Upon arrival at the meeting place, we were told that it wasn’t going to be possible to board the boat as a storm the previous night had damaged the boarding platform and it wasn’t possible to get onto the boat. We were so disappointed. The lady Joanne (from Masachussets who, forty-four years before while sleeping on a boat sailing on the Sea of Galilee had been kissed and who had thus stayed in Israel with the man who had kissed her and was then joined by her sister, Linda, who could not bear to be apart from her and who had been so helpful the night before in putting us in contact with Joanne) apologised and said she would try to get us on a boat with a larger group. This, it seemed, was not possible. With determination she announced we were really important people and it was really important that we made this sailing (as my companions had never been to the Galilee before) and thus we were marched (kindly) towards another boat (that usually took thirty-plus) people and were invited to get on board. We were the only people on board and were even outnumbered by the crew! We were charged the same price as quoted and sailed in blissful sunshine and calm waters from Nof Ginosaur out into the Lake and up towards Tabgha and Mensa Christi. How lucky are we!

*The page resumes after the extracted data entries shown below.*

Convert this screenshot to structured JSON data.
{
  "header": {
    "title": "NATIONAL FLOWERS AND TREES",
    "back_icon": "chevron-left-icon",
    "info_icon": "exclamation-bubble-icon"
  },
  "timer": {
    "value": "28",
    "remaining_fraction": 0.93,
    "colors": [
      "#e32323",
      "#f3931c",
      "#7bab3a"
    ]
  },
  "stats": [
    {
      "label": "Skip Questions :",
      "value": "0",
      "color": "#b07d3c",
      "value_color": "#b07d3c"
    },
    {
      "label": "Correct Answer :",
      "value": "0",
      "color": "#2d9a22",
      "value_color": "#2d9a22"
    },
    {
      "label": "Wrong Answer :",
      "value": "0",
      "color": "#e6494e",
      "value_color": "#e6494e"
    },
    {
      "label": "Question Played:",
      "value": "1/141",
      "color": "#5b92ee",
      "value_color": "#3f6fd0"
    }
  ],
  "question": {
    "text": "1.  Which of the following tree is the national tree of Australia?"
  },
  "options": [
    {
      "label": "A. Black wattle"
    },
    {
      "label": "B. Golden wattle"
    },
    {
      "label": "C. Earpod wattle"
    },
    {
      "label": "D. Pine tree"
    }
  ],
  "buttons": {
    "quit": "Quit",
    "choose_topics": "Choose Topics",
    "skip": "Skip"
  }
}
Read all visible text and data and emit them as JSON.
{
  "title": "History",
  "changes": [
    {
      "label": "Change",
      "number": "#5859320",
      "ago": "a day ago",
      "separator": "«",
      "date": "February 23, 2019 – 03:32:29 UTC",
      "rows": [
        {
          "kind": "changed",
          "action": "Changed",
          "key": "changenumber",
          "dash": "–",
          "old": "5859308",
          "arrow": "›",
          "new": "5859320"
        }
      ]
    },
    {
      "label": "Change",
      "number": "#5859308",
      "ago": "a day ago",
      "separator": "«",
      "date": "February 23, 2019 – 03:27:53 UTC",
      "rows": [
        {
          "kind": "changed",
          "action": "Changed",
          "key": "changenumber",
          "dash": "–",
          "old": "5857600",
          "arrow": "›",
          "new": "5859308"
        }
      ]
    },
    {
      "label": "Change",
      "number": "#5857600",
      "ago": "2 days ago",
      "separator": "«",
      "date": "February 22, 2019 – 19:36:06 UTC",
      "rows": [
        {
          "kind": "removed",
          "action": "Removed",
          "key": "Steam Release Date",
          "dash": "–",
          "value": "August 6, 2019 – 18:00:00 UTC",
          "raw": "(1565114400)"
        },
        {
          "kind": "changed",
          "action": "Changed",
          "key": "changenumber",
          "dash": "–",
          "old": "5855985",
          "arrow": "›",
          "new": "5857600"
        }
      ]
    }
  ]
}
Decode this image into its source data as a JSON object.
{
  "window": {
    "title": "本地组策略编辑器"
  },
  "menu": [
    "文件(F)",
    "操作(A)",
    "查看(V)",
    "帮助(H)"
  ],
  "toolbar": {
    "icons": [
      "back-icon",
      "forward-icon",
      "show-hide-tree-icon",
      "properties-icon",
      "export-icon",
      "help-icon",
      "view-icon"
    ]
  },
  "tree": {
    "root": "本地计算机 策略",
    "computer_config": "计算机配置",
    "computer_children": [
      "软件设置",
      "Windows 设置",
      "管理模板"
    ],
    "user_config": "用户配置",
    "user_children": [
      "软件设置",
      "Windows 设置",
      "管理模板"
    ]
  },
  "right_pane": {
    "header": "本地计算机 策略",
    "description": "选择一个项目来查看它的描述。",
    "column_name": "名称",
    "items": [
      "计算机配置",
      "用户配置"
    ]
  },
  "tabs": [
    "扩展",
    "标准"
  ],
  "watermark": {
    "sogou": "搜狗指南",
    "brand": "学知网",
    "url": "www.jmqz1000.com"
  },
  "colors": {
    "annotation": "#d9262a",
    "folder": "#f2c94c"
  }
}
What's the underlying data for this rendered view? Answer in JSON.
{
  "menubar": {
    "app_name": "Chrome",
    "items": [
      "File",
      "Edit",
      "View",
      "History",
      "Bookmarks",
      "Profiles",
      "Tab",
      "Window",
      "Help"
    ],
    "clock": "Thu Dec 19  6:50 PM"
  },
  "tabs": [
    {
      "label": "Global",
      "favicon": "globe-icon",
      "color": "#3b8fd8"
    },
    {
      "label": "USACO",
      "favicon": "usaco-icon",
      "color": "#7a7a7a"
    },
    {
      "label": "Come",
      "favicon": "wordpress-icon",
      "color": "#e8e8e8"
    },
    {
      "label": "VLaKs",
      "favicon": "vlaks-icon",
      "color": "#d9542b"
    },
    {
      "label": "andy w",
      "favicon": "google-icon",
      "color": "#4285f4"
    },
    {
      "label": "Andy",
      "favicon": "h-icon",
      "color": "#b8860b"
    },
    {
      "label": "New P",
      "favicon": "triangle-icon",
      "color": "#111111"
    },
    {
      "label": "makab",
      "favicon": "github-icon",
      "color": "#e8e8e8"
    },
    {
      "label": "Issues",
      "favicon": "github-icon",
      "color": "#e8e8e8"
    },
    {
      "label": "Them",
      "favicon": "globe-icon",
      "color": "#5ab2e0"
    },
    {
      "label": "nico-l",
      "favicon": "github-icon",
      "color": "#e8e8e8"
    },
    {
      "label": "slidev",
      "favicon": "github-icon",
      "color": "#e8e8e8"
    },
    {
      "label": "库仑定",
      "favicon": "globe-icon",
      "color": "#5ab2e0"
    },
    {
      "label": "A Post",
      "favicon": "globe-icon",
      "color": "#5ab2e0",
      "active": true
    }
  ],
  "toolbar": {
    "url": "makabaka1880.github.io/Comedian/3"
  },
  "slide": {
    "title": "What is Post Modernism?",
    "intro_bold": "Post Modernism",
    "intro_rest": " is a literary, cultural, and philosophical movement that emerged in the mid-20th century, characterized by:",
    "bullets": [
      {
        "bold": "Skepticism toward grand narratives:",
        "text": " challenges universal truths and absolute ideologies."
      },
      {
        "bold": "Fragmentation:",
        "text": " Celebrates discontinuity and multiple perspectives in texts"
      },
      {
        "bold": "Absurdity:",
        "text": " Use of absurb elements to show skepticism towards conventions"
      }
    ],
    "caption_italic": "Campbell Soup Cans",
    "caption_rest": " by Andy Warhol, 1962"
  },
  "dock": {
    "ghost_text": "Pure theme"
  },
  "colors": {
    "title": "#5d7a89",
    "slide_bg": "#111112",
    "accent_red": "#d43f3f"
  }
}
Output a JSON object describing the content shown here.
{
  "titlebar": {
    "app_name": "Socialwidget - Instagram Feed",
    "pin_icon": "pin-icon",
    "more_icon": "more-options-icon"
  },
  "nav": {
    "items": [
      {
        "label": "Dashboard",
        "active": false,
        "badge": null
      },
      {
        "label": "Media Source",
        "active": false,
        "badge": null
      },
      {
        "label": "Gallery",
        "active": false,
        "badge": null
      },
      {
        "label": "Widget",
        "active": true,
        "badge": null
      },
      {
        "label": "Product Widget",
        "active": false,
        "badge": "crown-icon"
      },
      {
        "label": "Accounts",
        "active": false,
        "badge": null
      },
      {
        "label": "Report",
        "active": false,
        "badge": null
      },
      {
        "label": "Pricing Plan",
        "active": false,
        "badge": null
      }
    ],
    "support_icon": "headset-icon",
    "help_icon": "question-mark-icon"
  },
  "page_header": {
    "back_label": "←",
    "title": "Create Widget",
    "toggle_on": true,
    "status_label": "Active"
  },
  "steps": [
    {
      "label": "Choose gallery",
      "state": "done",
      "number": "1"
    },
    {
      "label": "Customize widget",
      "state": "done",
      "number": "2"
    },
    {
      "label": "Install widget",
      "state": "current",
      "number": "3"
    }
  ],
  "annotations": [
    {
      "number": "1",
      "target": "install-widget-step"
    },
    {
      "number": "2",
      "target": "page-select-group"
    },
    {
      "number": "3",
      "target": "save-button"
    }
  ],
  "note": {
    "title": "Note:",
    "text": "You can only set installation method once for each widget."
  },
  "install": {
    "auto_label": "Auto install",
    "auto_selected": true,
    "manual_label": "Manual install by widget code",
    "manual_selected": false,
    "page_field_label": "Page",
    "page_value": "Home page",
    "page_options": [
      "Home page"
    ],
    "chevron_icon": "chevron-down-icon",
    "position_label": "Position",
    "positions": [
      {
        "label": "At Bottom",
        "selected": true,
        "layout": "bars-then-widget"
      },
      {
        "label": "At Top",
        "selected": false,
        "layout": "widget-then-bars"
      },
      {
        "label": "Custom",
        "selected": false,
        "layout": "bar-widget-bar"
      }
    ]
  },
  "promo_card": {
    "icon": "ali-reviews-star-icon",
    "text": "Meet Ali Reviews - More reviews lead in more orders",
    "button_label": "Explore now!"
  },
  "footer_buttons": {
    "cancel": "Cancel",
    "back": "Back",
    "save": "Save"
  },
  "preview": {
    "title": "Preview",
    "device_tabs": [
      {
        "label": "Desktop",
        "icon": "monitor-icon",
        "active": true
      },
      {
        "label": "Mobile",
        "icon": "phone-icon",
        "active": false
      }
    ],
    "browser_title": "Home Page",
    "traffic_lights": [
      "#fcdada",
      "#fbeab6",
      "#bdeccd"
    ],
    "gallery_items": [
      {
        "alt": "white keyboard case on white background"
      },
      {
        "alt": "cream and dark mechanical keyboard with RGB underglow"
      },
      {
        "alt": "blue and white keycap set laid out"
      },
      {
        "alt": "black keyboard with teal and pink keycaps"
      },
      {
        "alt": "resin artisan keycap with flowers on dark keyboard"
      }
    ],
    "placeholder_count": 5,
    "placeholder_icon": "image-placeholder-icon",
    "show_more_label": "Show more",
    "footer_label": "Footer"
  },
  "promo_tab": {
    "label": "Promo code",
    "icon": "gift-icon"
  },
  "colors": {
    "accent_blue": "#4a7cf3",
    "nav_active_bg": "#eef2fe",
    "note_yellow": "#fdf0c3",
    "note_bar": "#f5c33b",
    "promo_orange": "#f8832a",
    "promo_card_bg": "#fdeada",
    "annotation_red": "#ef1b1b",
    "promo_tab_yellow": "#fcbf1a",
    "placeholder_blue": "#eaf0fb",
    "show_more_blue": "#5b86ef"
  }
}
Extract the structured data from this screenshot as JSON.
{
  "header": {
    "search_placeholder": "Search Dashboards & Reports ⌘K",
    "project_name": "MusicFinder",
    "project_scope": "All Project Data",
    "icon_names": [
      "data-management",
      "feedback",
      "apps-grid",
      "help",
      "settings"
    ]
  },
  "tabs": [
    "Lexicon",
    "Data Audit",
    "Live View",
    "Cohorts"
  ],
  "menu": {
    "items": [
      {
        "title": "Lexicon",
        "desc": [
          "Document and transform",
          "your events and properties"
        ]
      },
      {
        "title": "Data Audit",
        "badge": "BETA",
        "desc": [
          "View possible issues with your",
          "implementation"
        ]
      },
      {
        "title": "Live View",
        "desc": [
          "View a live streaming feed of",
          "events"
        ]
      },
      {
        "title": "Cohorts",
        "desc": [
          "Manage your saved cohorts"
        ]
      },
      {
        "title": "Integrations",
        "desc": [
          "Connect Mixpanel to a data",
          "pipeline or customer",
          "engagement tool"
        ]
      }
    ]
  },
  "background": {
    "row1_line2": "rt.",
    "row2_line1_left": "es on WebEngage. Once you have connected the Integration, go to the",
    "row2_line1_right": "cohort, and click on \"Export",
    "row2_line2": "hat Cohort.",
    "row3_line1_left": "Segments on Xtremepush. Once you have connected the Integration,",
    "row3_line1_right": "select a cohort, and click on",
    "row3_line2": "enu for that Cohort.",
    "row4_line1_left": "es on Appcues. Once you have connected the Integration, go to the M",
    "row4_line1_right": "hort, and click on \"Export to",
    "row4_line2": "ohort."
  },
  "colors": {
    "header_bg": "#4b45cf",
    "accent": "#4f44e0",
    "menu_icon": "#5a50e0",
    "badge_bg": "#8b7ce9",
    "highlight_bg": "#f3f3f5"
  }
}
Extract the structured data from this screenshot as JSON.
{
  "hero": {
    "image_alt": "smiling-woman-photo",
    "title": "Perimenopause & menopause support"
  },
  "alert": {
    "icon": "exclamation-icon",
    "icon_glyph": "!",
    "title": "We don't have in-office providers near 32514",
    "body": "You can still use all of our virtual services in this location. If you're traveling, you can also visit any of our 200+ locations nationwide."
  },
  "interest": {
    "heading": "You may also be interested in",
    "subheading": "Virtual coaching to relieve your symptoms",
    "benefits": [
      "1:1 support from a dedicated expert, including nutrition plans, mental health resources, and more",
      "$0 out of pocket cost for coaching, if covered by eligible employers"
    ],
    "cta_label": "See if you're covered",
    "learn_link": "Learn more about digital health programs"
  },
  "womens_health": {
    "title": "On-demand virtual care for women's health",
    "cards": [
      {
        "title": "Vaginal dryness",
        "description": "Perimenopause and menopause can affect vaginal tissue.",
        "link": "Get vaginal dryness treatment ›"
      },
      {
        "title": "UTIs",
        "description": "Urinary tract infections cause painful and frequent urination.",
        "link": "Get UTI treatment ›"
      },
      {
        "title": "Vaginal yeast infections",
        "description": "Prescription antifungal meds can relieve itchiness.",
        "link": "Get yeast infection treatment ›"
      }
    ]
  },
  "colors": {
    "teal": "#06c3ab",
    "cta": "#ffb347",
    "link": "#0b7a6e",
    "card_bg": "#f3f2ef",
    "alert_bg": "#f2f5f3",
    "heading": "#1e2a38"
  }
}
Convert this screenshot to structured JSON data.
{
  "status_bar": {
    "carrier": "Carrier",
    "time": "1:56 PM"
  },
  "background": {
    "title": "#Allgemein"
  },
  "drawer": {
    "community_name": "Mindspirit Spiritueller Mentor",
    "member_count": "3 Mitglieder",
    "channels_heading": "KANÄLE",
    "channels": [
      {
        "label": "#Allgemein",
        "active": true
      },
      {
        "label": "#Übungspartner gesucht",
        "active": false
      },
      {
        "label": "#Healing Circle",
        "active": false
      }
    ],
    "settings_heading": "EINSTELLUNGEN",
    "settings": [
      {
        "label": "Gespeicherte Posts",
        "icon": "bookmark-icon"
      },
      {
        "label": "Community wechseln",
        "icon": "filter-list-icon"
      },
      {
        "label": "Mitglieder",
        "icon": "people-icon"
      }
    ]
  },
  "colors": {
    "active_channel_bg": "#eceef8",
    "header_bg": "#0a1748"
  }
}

Usually Pilgrimage Groups have the flag of their home country hoisted as well as their National Anthem played. I’m afraid I loathe this jingoistic approach in this special place and so always refuse it. Thankfully it wasn’t offered on this occasion, although music was. I always refuse this too (my one and only experience of this on a sailing is a recording of Elvis singing Amazing Grace and the like. The sound of the water lapping is so much more lovely – apologies to Elvis for thinking this). We enjoyed the quiet and calm of the sailing on an idyllic morning, and took up the offer of one of the crew giving us a demonstration of how fishermen in the time of Christ would have cast their nets. Alas he caught nothing… and so, in good Gospel fashion, he cast the net on the other side. I had already indicated to my companions that they should pray hard and that, if nothing was caught, it would be their fault! We ‘caught’ one three inch blade of some sort of grass… not even enough to make a salad the crew member observed!
In the conversation that followed, our ‘fisherman’ commented that he sometimes had groups dancing on the boat so I, in typical ‘in the moment’ fashion said, “Come on then!” And so he did, and so did we. Conjure up the image then of three British pilgrims dancing on the deck at the prow end of a boat designed for thirty-plus passengers with a Jewish sailor to Hevenu Shalom Alechem. It was absolutely priceless and absolutely fun. I could never have predicted that our Sunday morning sail on the Sea of Galilee would close in such a fashion. Brilliant!